The Airbus A320-200 operated by Indonesia AirAsia lost radar contact in poor weather on Sunday morning during a flight from the Indonesian city of Surabaya to Singapore. The plane could be at the bottom of the sea, Soelistyo said on Monday. What happened to Flight QZ8501, which had sought permission from Indonesian air traffic control to ascend to avoid clouds, is still a mystery. Online discussions among pilots have centred on unconfirmed secondary radar data from Malaysia that suggested the aircraft was climbing at a speed of 353 knots, about 100 knots too slow in poor weather, and that it might have stalled. Around 30 ships and 21 aircraft from Indonesia, Australia, Malaysia, Singapore and South Korea would search around 10,000 square nautical miles on Tuesday, officials said.
They said the sea there was only 50 to 100 (150 to 300 feet) metres deep, which would be a help in finding the plane, which was carrying mainly Indonesians. The U.S. military said the USS Sampson, a guided missile destroyer, would be on the scene later on Tuesday. The U.S. Defense Department said assistance to Indonesia “could include some air, surface and sub-surface detection capabilities”. “We stand ready to assist in any way possible,” Pentagon spokesman Mark Wright said. China’s Defence Ministry said it had sent a warship to the South China Sea and planes “have begun preparatory work” for search operations.
There have been no confirmed signs of wreckage so far. Officials said one of the possible oil slicks seen on Monday turned out to be a reef and that while searchers had picked up an emergency locator signal off the south of Borneo no subsequent signal was found. The plane, whose engines were made by CFM International, co-owned by General Electric and Safran of France, lacked real-time engine diagnostics or monitoring, a GE spokesman said. Such systems are mainly used on long-haul flights and can provide clues to airlines and investigators when things go wrong. The plane’s disappearance comes at a sensitive time for Jakarta’s aviation authorities, as they strive to improve the country’s safety reputation to match its status as one of the airline industry’s fastest growing markets.
It also appears to be a third air disaster involving a Malaysian-affiliated carrier in less than a year, further denting confidence in that country’s aviation industry and spooking air travellers across the region. Indonesia AirAsia is 49 percent owned by Malaysia-based budget carrier AirAsia. Malaysia Airlines Flight MH370 went missing on March 8 on a trip from Kuala Lumpur to Beijing with 239 passengers and crew and has not been found. On July 17, the same airline’s Flight MH17 was shot down over Ukraine, killing all 298 people on board. On board Flight QZ8501 were 155 Indonesians, three South Koreans, and one person each from Singapore, Malaysia and Britain. The co-pilot was French.
U.S. law enforcement and security officials said passenger and crew lists were being closely examined but so far nothing significant had turned up and that the incident was still regarded as an unexplained accident. The plane, which did not issue a distress signal, disappeared after its pilot failed to get permission to fly higher because of heavy air traffic, officials said. Pilots and aviation experts said thunderstorms, and requests to gain altitude to avoid them, were not unusual in that area. “The airplane’s performance is directly related to the temperature outside and increasing altitude can lead to freezing of the static radar, giving pilots an erroneous radar reading,” said a Qantas Airways pilot with 25 years’ experience flying in the region.

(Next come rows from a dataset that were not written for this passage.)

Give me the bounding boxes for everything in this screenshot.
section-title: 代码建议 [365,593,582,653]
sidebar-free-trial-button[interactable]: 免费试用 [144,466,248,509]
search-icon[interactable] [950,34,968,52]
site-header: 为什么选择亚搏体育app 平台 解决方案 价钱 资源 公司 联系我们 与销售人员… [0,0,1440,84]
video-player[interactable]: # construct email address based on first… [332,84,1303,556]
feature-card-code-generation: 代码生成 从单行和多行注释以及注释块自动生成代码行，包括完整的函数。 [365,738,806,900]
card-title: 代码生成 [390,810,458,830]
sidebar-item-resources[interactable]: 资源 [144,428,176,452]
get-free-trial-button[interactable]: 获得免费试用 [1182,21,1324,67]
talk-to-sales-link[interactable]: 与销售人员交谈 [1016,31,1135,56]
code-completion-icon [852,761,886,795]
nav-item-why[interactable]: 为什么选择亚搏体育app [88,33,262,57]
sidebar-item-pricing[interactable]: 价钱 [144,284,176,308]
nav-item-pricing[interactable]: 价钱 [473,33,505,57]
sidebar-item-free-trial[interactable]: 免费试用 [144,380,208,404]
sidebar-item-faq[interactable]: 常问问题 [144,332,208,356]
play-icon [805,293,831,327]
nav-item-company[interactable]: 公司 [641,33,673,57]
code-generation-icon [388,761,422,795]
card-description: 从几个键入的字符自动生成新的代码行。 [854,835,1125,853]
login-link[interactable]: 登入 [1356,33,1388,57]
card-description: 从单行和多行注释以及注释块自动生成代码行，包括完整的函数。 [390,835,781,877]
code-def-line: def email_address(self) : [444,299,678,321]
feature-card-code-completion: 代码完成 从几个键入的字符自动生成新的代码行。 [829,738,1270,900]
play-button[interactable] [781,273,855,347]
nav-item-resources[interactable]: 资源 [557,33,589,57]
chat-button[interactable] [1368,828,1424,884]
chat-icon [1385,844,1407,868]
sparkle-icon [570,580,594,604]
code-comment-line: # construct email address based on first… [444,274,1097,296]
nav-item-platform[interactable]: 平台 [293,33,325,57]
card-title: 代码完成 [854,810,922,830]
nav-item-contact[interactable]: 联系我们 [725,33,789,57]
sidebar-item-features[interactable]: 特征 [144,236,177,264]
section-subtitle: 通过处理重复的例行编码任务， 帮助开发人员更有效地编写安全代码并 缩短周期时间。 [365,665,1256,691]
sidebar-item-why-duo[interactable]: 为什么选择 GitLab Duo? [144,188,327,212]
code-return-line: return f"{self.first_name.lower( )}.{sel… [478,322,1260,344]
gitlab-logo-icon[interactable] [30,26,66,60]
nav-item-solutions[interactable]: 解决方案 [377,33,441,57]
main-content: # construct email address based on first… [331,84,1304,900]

The resulting danger is that pilots take incorrect action to control the aircraft, said the pilot, who requested anonymity. The Indonesian pilot was experienced and the plane last underwent maintenance in mid-November, the airline said. The AirAsia group, including affiliates in Thailand, the Philippines and India, had not suffered a crash since its Malaysian budget operations began in 2002. At a crisis centre at the airport in Surabaya, Indonesia’s second-largest city, anger grew among about 100 relatives. “We only need clear information every hour on where they are going,” said Franky Chandra, who has a sibling and three friends on the flight, referring to the search teams. “We’ve been here for two days but the information is unclear. That’s all we need.”